Paru dans Scolaire le lundi 04 mars 2019.

Développer davantage l'enseignement et la sensibilisation au développement durable, aux questions d'égalité homme femmes, de genre et d'orientation sexuelle, renforcer la reconnaissance de l'identité des élèves transgenres et de tous les modèles familiaux, agir pour la protection des élèves à l'école en s'attaquant aux questions de la violence... : nombre d'amendements relatifs à la transmission des valeurs et à l'encadrement des relations sociales à l'École ont été déposés dans l'hémicycle à l'occasion des longs débats qui ont précédé, du 11 au 15 février, le vote, en première lecture, du projet de loi "pour une école de la confiance" (lire ici). Quasiment aucun n'a été voté. Le projet de loi accentue, en revanche, la présence et le rôle des symboles de la République en introduisant des drapeaux tricolores dans toutes les classes du primaire et du secondaire des établissements publics et privés sous contrat.

Issue d'un amendement, alors que le Gouvernement ne souhaitait pas, au départ, ajouter aux drapeaux qui sont déjà sur tous les frontons des écoles, la mesure qui introduit désormais la présence du drapeau de manière obligatoire dans toutes les classes, compte parmi celles qui ont suscité le plus de frictions dans l'hémicycle.

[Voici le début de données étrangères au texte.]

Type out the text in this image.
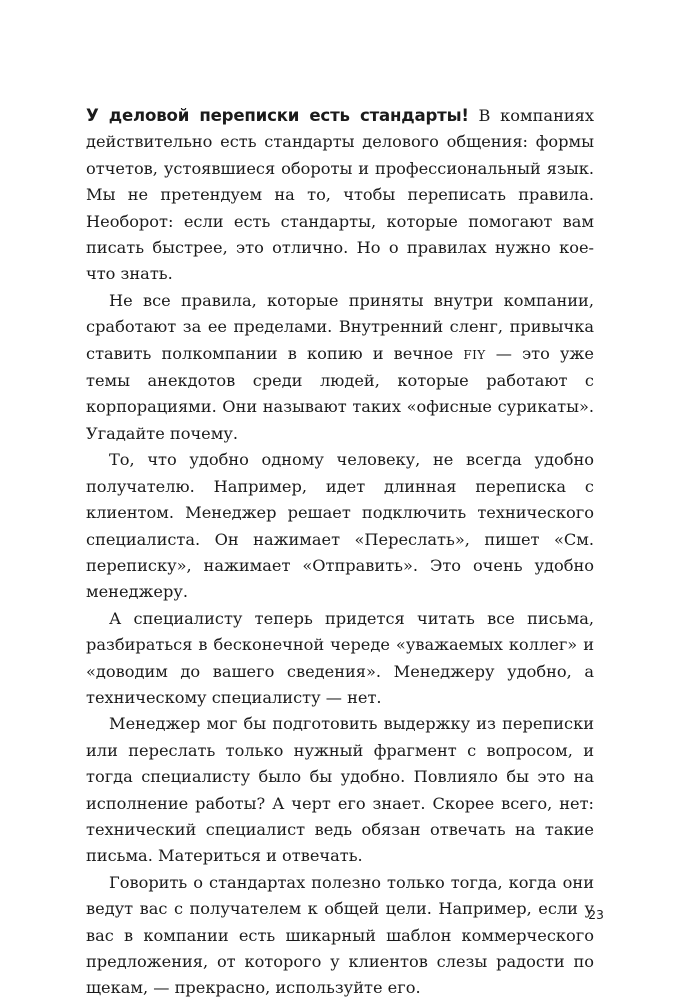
У деловой переписки есть стандарты! В компаниях действительно есть стандарты делового общения: формы отчетов, устоявшиеся обороты и профессиональный язык. Мы не претендуем на то, чтобы переписать правила. Необорот: если есть стандарты, которые помогают вам писать быстрее, это отлично. Но о правилах нужно кое-что знать.

Не все правила, которые приняты внутри компании, сработают за ее пределами. Внутренний сленг, привычка ставить полкомпании в копию и вечное FIY — это уже темы анекдотов среди людей, которые работают с корпорациями. Они называют таких «офисные сурикаты». Угадайте почему.

То, что удобно одному человеку, не всегда удобно получателю. Например, идет длинная переписка с клиентом. Менеджер решает подключить технического специалиста. Он нажимает «Переслать», пишет «См. переписку», нажимает «Отправить». Это очень удобно менеджеру.

А специалисту теперь придется читать все письма, разбираться в бесконечной череде «уважаемых коллег» и «доводим до вашего сведения». Менеджеру удобно, а техническому специалисту — нет.

Менеджер мог бы подготовить выдержку из переписки или переслать только нужный фрагмент с вопросом, и тогда специалисту было бы удобно. Повлияло бы это на исполнение работы? А черт его знает. Скорее всего, нет: технический специалист ведь обязан отвечать на такие письма. Материться и отвечать.

Говорить о стандартах полезно только тогда, когда они ведут вас с получателем к общей цели. Например, если у вас в компании есть шикарный шаблон коммерческого предложения, от которого у клиентов слезы радости по щекам, — прекрасно, используйте его.

23
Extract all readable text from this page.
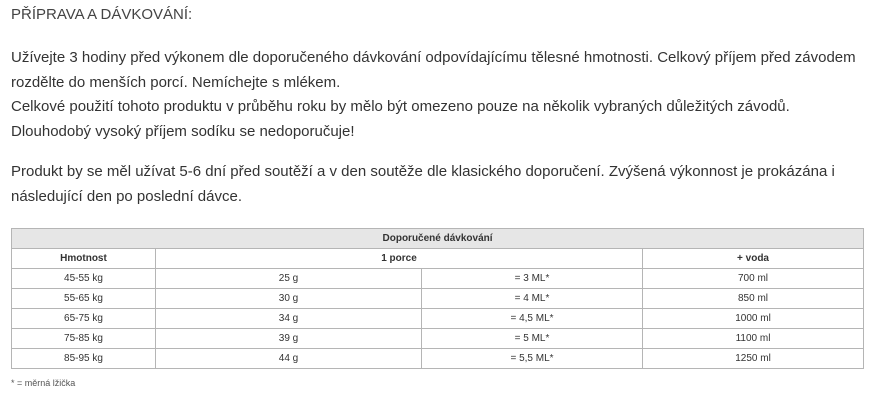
PŘÍPRAVA A DÁVKOVÁNÍ:
Užívejte 3 hodiny před výkonem dle doporučeného dávkování odpovídajícímu tělesné hmotnosti. Celkový příjem před závodem
rozdělte do menších porcí. Nemíchejte s mlékem.
Celkové použití tohoto produktu v průběhu roku by mělo být omezeno pouze na několik vybraných důležitých závodů.
Dlouhodobý vysoký příjem sodíku se nedoporučuje!
Produkt by se měl užívat 5-6 dní před soutěží a v den soutěže dle klasického doporučení. Zvýšená výkonnost je prokázána i
následující den po poslední dávce.
Doporučené dávkování			
Hmotnost	1 porce		+ voda
45-55 kg	25 g	= 3 ML*	700 ml
55-65 kg	30 g	= 4 ML*	850 ml
65-75 kg	34 g	= 4,5 ML*	1000 ml
75-85 kg	39 g	= 5 ML*	1100 ml
85-95 kg	44 g	= 5,5 ML*	1250 ml
* = měrná lžička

Une présence accrue des symboles de la République à l'École

Sur les questions relatives à la transmission des valeurs, la place des symboles de la République dans l'École est en effet un sujet qui continue de diviser, même si de tous bords, tous disent se reconnaître dans ces symboles, drapeau tricolore, Marseillaise ou encore Déclaration des Droits de l'Homme. Les opposants se disent notamment sceptiques concernant la portée de nouvelles mesures visant à multiplier ces signes pour réactiver le lien d'appartenance à la République. Ils les jugent en outre coûteuses, leur préférant un travail autour de projets davantage pédagogiques. "Une vision étroite qui consiste à se donner bonne conscience", selon la députée Michèle Victory (Socialistes et apparentés), et "un manque d'ambition quant au sens même de la pédagogie et de ses objectifs". Pour elle, il faut plutôt "travailler à des projets qui permettent à tous ces jeunes de se réapproprier ces signes, de les faire leurs, de comprendre qu’ils sont des vecteurs de leur liberté".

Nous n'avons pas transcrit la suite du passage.